The gun rests across my thigh. My finger stays outside the trigger guard. Discipline, not hesitation.
I should sleep. I won't. I can't.
My mind won't settle. Hasn't settled in weeks. Every time I try to force stillness, something pulls tighter in my chest. Not fear. I don't do fear. But the silence in this apartment feels different now. Heavier. Like it's waiting for something to break.
I reach for the glass again. The ice has melted enough that it barely clinks when I lift it. Watered down. Useless. I drink it anyway. The burn is duller now, but it still grounds me. Reminds me I'm still here. That I'm still capable of feeling something, even if it's just the scrape of whiskey against the back of my throat.
I set the glass down.
I should put the gun away. Go to bed.
The restlessness is too sharp tonight. It claws at the edges of my control, demanding release. But I don't move. Don't pace. Don't give in to the urge to do something to burn off the energy coiling in my chest.
Movement is a choice. Stillness is control.
I choose control.
Outside, the wind picks up. It rattles against the reinforced glass, testing the seams. The windows don't shake. They're built to withstand force. Just like everything else in this place.
Safe. Secure. Controlled.
Empty.
I exhale slowly through my nose. My hand tightens on the gun. Not enough to be dangerous. Just enough to feel the textured grip press into my palm.
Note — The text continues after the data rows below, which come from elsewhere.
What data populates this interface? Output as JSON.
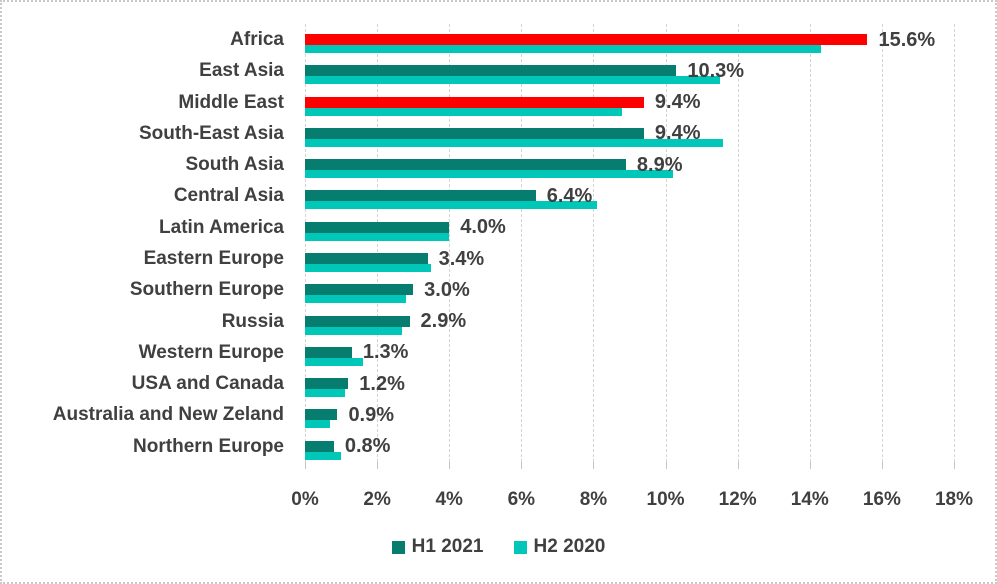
{
  "chart_data": {
    "type": "bar",
    "orientation": "horizontal",
    "title": "",
    "categories": [
      "Africa",
      "East Asia",
      "Middle East",
      "South-East Asia",
      "South Asia",
      "Central Asia",
      "Latin America",
      "Eastern Europe",
      "Southern Europe",
      "Russia",
      "Western Europe",
      "USA and Canada",
      "Australia and New Zeland",
      "Northern Europe"
    ],
    "series": [
      {
        "name": "H1 2021",
        "color": "#077d6f",
        "values": [
          15.6,
          10.3,
          9.4,
          9.4,
          8.9,
          6.4,
          4.0,
          3.4,
          3.0,
          2.9,
          1.3,
          1.2,
          0.9,
          0.8
        ]
      },
      {
        "name": "H2 2020",
        "color": "#00c7b8",
        "values": [
          14.3,
          11.5,
          8.8,
          11.6,
          10.2,
          8.1,
          4.0,
          3.5,
          2.8,
          2.7,
          1.6,
          1.1,
          0.7,
          1.0
        ]
      }
    ],
    "data_labels": [
      "15.6%",
      "10.3%",
      "9.4%",
      "9.4%",
      "8.9%",
      "6.4%",
      "4.0%",
      "3.4%",
      "3.0%",
      "2.9%",
      "1.3%",
      "1.2%",
      "0.9%",
      "0.8%"
    ],
    "highlighted_categories": [
      "Africa",
      "Middle East"
    ],
    "highlight_color": "#ff0000",
    "xlim": [
      0,
      18
    ],
    "x_tick_values": [
      0,
      2,
      4,
      6,
      8,
      10,
      12,
      14,
      16,
      18
    ],
    "x_tick_labels": [
      "0%",
      "2%",
      "4%",
      "6%",
      "8%",
      "10%",
      "12%",
      "14%",
      "16%",
      "18%"
    ],
    "gridlines": true,
    "legend_position": "bottom"
  },
  "colors": {
    "text": "#404040",
    "gridline": "#d4d4d4",
    "border": "#c9c9c9",
    "background": "#ffffff"
  }
}
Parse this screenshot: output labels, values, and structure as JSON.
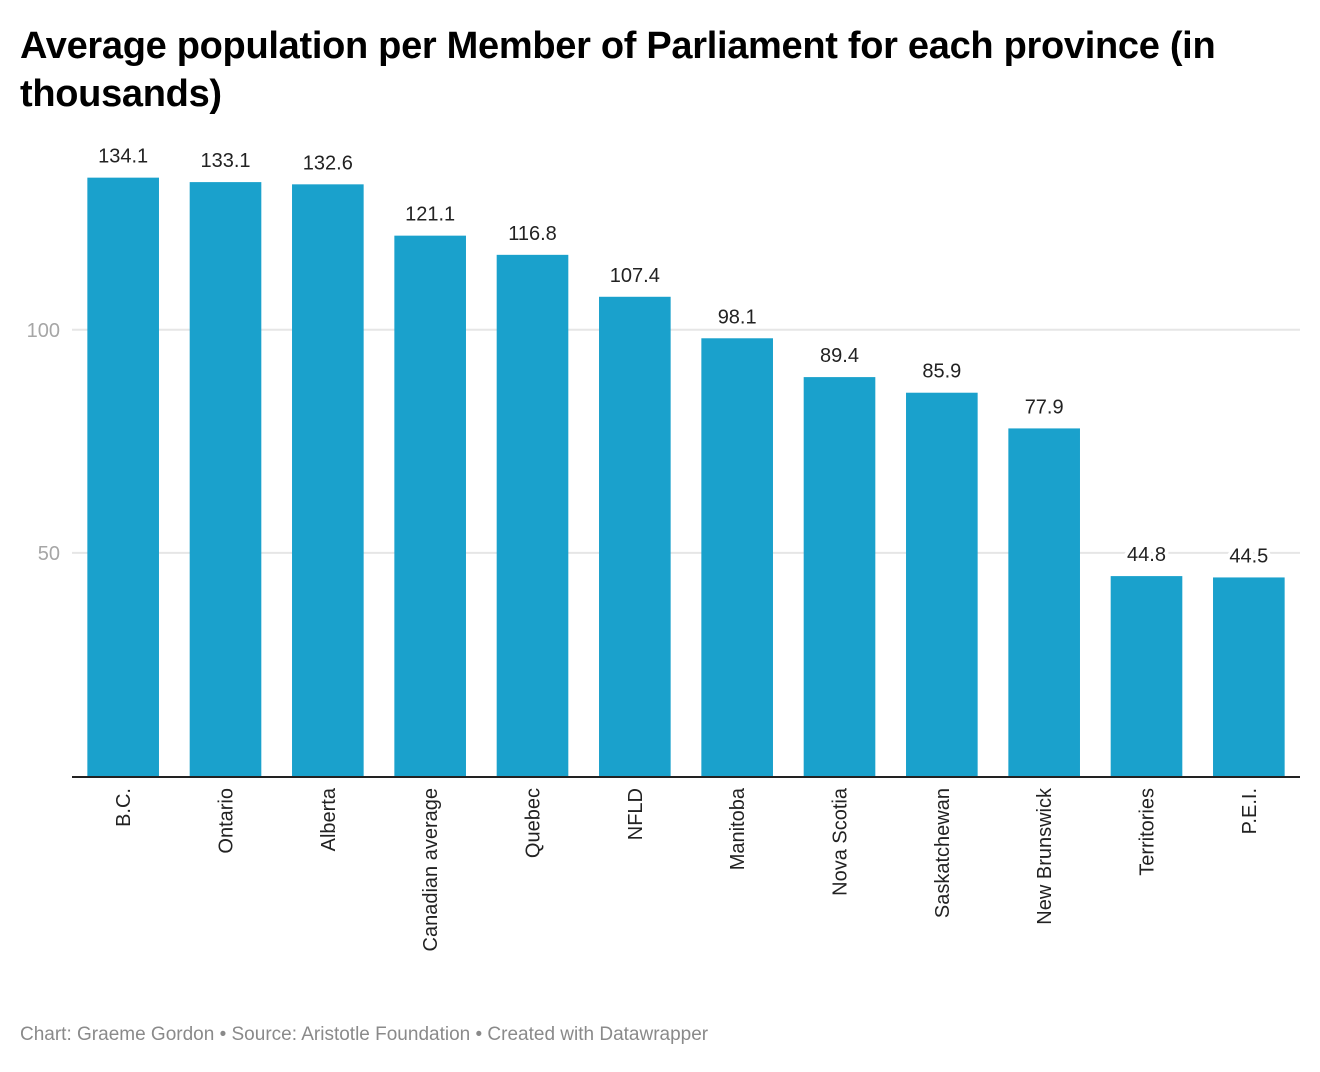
{
  "title": "Average population per Member of Parliament for each province (in thousands)",
  "footer": "Chart: Graeme Gordon • Source: Aristotle Foundation • Created with Datawrapper",
  "colors": {
    "bar": "#1aa1cc",
    "grid": "#e6e6e6",
    "axis": "#222222",
    "tick_text": "#a6a6a6",
    "label_text": "#222222",
    "footer_text": "#8a8a8a"
  },
  "chart_data": {
    "type": "bar",
    "title": "Average population per Member of Parliament for each province (in thousands)",
    "xlabel": "",
    "ylabel": "",
    "categories": [
      "B.C.",
      "Ontario",
      "Alberta",
      "Canadian average",
      "Quebec",
      "NFLD",
      "Manitoba",
      "Nova Scotia",
      "Saskatchewan",
      "New Brunswick",
      "Territories",
      "P.E.I."
    ],
    "values": [
      134.1,
      133.1,
      132.6,
      121.1,
      116.8,
      107.4,
      98.1,
      89.4,
      85.9,
      77.9,
      44.8,
      44.5
    ],
    "value_labels": [
      "134.1",
      "133.1",
      "132.6",
      "121.1",
      "116.8",
      "107.4",
      "98.1",
      "89.4",
      "85.9",
      "77.9",
      "44.8",
      "44.5"
    ],
    "yticks": [
      50,
      100
    ],
    "ytick_labels": [
      "50",
      "100"
    ],
    "ylim": [
      0,
      134.1
    ],
    "grid": true,
    "legend": "none",
    "x_label_rotation": "vertical"
  }
}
The lock mechanism on the front door disengages with a soft click.
I raise the gun. Smooth. Controlled. Aimed at the sound.
No hesitation. No second-guessing. If it's a threat, I end it.
My pulse stays steady. My breathing doesn't change. I've done this before. I'll do it again. The only thing that matters is whether the person on the other side of that door is supposed to be here.
If they're not, they won't leave.
But then I hear her.
"No, I'm already here. Give me a second."
A woman's voice. Light. Easy. The kind of tone that has no business existing in my world.
I don't lower the gun. Not yet.
Her footsteps move across the entryway. Sneakers on hardwood, soft and quick. Grocery bags rustle. Plastic crinkles. She's carrying something heavy, her stride shifts, uneven for a moment before she adjusts.
She hasn't seen me. The layout of the apartment ensures it. The entryway opens to the left, straight into the kitchen. The living room sits separated to the right. She'd have to walk past the kitchen, turn the corner, and look directly at the sofa to know I'm here.
Instead, she moves into the kitchen. More rustling. A cabinet door opens, then another. She's putting things away. Methodical. Efficient. The rhythm of someone who's done this a hundred times before.
"Hold on, let me put you on speaker. I need both hands."